Le distinzioni ci sono sempre, ma sostanzialmente c’è dappertutto poco coraggio. Quello che emerge di interessante non a caso non viene dalla politica. Una parte del mondo economico e finanziario intuisce che il collasso climatico può produrre una drammatica crisi economica. Lo dico provocatoriamente. Il mondo della finanza, quando sente parlare di estinzione della specie umana, non può non considerare a livello tema di programmazione la possibilità dell’estinzione anche dei profitti. Accade, quindi, che non per motivi ecologici, ma strettamente economici, in molti stiano disinvestendo sulle miniere e sulle centrali di carbone. Io spero che i finanziamenti e le risorse destinate all’utilizzazione dei fossili si estinguano presto del tutto e dappertutto.

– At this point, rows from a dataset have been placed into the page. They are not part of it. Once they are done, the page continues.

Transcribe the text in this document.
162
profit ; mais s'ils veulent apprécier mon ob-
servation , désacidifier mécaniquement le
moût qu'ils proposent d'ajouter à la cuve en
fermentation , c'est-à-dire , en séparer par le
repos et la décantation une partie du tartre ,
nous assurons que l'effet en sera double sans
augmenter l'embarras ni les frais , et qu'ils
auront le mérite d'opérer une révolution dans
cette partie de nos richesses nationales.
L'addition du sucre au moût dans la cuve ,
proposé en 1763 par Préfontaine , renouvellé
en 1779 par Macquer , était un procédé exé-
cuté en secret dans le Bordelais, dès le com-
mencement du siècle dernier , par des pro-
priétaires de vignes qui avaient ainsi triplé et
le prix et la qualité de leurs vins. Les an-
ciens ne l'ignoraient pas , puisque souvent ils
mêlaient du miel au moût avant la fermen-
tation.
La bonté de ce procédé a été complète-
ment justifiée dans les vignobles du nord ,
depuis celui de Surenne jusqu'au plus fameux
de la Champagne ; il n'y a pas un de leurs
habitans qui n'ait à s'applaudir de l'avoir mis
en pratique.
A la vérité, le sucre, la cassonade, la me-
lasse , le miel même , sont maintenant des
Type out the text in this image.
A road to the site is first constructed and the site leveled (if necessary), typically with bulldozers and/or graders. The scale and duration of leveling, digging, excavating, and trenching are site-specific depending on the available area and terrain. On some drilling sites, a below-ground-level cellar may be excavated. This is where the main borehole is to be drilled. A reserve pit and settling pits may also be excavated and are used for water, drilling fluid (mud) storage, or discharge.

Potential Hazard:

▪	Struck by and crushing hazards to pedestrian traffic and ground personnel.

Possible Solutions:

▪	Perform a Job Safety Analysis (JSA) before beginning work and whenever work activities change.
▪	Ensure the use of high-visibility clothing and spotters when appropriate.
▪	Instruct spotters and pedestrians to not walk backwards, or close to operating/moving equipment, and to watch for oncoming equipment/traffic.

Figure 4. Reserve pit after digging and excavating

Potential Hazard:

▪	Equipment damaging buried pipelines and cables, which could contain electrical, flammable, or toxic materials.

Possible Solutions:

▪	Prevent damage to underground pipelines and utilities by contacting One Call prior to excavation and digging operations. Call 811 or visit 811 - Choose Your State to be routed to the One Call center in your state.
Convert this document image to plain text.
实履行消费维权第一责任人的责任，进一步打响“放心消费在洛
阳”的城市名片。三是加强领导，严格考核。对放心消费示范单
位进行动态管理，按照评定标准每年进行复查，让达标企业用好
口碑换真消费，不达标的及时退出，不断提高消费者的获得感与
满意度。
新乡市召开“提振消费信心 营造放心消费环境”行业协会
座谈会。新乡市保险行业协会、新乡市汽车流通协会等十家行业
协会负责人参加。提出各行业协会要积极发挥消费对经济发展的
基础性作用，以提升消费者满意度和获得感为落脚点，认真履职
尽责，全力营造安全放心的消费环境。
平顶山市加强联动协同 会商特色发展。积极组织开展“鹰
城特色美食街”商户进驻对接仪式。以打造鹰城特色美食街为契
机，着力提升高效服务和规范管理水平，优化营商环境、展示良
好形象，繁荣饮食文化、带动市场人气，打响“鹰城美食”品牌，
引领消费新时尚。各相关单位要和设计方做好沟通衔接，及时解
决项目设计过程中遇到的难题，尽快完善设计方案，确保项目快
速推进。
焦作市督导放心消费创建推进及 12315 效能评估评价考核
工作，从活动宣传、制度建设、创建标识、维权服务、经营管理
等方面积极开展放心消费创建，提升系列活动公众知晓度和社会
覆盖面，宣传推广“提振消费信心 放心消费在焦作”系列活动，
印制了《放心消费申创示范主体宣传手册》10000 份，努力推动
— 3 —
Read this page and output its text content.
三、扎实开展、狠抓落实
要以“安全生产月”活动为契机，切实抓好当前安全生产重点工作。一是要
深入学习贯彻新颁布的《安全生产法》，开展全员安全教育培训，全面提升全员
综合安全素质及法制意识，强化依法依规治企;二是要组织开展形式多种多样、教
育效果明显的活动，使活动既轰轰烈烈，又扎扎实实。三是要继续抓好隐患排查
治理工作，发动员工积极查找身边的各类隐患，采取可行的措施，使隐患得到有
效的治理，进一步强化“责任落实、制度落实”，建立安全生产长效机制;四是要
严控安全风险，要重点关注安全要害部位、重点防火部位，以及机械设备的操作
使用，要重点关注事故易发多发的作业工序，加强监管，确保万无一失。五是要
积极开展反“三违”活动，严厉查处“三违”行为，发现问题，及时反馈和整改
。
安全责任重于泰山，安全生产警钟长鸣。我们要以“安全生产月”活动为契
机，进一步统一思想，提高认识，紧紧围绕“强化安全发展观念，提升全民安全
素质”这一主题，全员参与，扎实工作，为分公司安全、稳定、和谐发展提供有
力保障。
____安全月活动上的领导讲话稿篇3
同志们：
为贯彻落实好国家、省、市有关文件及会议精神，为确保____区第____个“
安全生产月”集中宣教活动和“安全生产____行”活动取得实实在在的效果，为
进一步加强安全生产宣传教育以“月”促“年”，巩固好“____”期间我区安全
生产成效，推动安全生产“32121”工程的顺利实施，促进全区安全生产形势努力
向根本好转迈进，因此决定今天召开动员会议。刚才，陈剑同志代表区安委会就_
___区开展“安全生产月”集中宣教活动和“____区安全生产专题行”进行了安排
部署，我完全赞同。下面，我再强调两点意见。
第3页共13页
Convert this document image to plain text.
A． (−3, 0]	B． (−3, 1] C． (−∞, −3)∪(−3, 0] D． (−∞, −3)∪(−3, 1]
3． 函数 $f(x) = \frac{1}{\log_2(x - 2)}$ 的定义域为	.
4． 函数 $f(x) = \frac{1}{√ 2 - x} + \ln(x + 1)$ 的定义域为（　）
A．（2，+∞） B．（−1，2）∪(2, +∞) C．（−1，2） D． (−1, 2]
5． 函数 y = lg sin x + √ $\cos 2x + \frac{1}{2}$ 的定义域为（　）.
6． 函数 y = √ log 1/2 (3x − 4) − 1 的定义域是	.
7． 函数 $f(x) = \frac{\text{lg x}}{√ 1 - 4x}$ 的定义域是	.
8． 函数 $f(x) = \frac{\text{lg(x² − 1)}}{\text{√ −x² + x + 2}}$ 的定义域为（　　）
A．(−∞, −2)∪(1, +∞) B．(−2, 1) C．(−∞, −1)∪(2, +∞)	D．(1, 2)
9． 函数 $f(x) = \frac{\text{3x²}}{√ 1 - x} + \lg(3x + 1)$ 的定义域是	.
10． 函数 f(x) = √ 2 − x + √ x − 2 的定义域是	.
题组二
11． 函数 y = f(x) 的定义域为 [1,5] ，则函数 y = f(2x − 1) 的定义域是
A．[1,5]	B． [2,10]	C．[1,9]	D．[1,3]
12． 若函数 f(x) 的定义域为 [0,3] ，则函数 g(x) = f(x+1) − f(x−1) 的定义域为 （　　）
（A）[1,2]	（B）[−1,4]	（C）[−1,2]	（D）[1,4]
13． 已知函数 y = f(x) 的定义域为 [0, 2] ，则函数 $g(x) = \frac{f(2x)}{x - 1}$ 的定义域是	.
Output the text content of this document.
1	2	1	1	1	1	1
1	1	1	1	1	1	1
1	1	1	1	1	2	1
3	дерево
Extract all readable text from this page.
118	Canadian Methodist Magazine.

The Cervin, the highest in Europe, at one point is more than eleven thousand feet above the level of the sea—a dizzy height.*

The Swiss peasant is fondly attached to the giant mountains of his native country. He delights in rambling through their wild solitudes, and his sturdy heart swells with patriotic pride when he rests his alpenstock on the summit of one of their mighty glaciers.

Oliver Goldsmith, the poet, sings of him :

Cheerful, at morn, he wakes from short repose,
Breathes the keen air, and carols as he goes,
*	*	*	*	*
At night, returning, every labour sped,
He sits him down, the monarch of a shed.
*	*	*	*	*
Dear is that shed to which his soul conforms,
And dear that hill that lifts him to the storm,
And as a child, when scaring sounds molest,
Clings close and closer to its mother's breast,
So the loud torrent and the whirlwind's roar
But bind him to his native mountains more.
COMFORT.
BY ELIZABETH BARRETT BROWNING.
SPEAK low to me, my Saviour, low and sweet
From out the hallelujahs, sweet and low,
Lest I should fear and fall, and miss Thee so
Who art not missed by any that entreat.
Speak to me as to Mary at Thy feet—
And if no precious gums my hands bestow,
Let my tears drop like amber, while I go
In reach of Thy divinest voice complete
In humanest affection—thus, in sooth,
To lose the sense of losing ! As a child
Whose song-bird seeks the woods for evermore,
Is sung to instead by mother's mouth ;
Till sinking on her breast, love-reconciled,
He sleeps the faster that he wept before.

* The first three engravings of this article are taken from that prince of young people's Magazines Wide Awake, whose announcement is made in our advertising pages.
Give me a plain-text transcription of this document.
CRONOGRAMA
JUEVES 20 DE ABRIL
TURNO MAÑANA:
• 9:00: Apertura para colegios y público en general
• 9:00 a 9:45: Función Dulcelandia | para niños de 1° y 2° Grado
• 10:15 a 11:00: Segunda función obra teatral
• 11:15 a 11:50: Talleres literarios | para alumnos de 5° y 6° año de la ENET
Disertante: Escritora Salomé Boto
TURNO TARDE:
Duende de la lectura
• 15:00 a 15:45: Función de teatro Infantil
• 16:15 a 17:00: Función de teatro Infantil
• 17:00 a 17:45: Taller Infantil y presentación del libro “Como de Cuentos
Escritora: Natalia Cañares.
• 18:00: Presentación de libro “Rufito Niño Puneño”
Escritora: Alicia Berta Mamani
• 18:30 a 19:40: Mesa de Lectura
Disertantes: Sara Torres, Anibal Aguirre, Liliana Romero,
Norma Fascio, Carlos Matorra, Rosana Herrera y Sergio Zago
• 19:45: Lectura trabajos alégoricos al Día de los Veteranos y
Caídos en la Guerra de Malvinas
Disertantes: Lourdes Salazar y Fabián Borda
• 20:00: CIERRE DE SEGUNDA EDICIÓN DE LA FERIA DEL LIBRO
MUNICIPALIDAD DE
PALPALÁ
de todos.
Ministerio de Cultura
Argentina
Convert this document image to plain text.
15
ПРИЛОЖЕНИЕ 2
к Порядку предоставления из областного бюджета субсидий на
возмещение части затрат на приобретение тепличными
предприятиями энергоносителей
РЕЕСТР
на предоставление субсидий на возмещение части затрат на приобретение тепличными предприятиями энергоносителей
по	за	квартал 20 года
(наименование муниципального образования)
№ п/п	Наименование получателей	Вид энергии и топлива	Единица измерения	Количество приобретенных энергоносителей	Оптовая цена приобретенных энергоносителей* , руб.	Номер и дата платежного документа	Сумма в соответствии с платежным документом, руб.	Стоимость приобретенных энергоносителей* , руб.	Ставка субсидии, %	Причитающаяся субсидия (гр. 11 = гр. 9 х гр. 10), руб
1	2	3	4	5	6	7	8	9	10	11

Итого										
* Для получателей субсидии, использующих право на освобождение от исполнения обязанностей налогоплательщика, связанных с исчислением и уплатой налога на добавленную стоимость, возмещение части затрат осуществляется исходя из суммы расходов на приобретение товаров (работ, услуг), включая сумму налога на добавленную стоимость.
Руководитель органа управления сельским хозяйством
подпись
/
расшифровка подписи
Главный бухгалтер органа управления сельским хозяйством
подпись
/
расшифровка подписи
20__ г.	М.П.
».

Il rischio immediato quale è?


Il rischio nasce dalla mancanza di un piano operativo. Manca anche la giusta consapevolezza. Quello che sta accadendo in questi giorni era largamente previsto. Io avevo lanciato un appello già ad aprile chiedendo il rafforzamento di tutte le misure di prevenzione e di protezione. Avremo ancora incendi, alluvioni e bombe d’acqua, ma non c’è al momento nessun piano attivo per la riduzione dei danni. A questo quadro apocalittico va aggiunta per completezza la scelta scellerata di Matteo Renzi, quando decise di far confluire il Corpo forestale dello Stato in quello dei carabinieri. Un’Arma prestigiosa, che si occupa, però, soprattutto del contrasto al crimine e che naturalmente spero arresti tutti gli incendiari. Serviva e servirebbe ancora, però, quel Corpo dello Stato che aveva una storica conoscenza del territorio e delle pratiche agroforestali. Un patrimonio insostituibile, compromesso da una decisione demagogica e senza senso.